Saat Bom Bali terjadi In’am termasuk pengusaha muda yang sukses. Sejak lulus kuliah 2001, dia sudah memiliki usaha kontraktor dan bahan galian C. Namun semua bisnisnya itu tumbang setelah Amrozi ditangkap. 

“Gara-garanya ada yang mengisukan saya sebagai penyandang dana Amrozi. Padahal tidak. Bahkan sejak dulu saya juga sudah tidak setuju dengan pemahaman mereka,” ujar In’am.

Ia pun merangkak kembali mendirikan usaha. Kali ini dia mendirikan usaha kedai yang ia beri nama Gandroeng Coffee. Letaknya di Caturtunggal, Kecamatan. Depok, Kabupaten Sleman, Yogyakarta. Usaha milik In’am kini termasuk sukses. Dalam sehari dia bisa menghabiskan 7 kg kopi dibantu 20 orang karyawan untuk melayani tamu.

Namun In’am kembali diterpa cobaan. Pada tahun 2014, dia mendapatkan kabar jika adiknya Wildan Mukhollad, dikabarkan menjadi pelaku bom bunuh diri di Irak. Wildan adalah anggota pasukan Negara Islam Irak dan Suriah (ISIS). 

Wildan adalah alumni Pondok Pesantren Al Islam Tenggulun, Lamongan. Dia kemudian melanjutkan kuliah di Al Azhar Mesir. Saat di Mesir itu, Wildan diduga terpengaruh dengan ISIS. “Keluarga kembali guncang dengan kabar itu. Namun tak separah sebelumnya,” ujar In’am.
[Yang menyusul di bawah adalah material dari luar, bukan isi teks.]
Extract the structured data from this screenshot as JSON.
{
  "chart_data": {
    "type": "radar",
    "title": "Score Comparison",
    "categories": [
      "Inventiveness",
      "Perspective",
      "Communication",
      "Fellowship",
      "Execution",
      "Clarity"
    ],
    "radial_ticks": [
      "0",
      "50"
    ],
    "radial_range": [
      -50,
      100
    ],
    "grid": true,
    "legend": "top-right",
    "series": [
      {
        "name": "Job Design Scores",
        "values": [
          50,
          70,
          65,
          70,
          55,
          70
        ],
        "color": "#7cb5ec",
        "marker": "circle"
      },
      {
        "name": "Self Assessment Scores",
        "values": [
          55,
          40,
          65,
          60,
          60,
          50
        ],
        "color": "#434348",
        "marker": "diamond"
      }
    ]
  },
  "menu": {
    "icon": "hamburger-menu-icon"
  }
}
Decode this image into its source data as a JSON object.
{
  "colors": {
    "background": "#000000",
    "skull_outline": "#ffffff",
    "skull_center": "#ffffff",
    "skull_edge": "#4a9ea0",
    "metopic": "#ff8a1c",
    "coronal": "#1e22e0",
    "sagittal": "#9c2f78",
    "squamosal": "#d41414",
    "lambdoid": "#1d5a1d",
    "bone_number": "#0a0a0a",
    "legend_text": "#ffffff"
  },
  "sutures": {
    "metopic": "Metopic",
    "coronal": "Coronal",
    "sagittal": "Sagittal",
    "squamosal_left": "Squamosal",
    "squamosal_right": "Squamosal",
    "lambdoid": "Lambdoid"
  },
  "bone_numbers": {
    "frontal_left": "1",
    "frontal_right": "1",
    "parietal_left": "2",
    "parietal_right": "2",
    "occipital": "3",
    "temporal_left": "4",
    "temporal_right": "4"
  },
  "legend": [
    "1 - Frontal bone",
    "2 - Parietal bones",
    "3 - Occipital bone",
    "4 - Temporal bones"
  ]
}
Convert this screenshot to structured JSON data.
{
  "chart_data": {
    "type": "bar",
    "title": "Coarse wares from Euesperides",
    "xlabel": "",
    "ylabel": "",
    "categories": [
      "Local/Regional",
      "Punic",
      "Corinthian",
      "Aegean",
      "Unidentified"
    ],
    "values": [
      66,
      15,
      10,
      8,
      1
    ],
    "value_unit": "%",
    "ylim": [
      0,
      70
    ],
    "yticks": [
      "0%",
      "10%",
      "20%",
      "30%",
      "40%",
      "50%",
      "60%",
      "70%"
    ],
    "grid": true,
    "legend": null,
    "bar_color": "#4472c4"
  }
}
In’am kini sering dimintai bantuan oleh Badan Nasional Penanggulangan Terorisme (BNPT) untuk menjadi motivator bagi para mantan teroris. Dia dianggap sebagai contoh model yang sukses bangkit karena terorisme.  

Kata In’am setiap kali yang dicurhatkan oleh para mantan teroris saat bertemu adalah masalah ekonomi. Kata dia, secara ideologi sebenarnya steril dari kekerasan, namun masalah ekonomi belum menemukan jalan keluar.

“Kita motivasi  untuk tetap berusaha. Apalagi BNPT mulai mau membantu sudah mencarikan dana. Mereka itu terbiasa dikasih oleh pemimpinnya, oleh kelompoknya. Jadi ketika tak ada yang kasih uang ya, sulit,” ujar In’am. —Rappler.com

 

Add a comment

Sort by

There are no comments yet. Add your comment to start the conversation.

Summarize this article with AI

How does this make you feel?

Loading
Download the Rappler App!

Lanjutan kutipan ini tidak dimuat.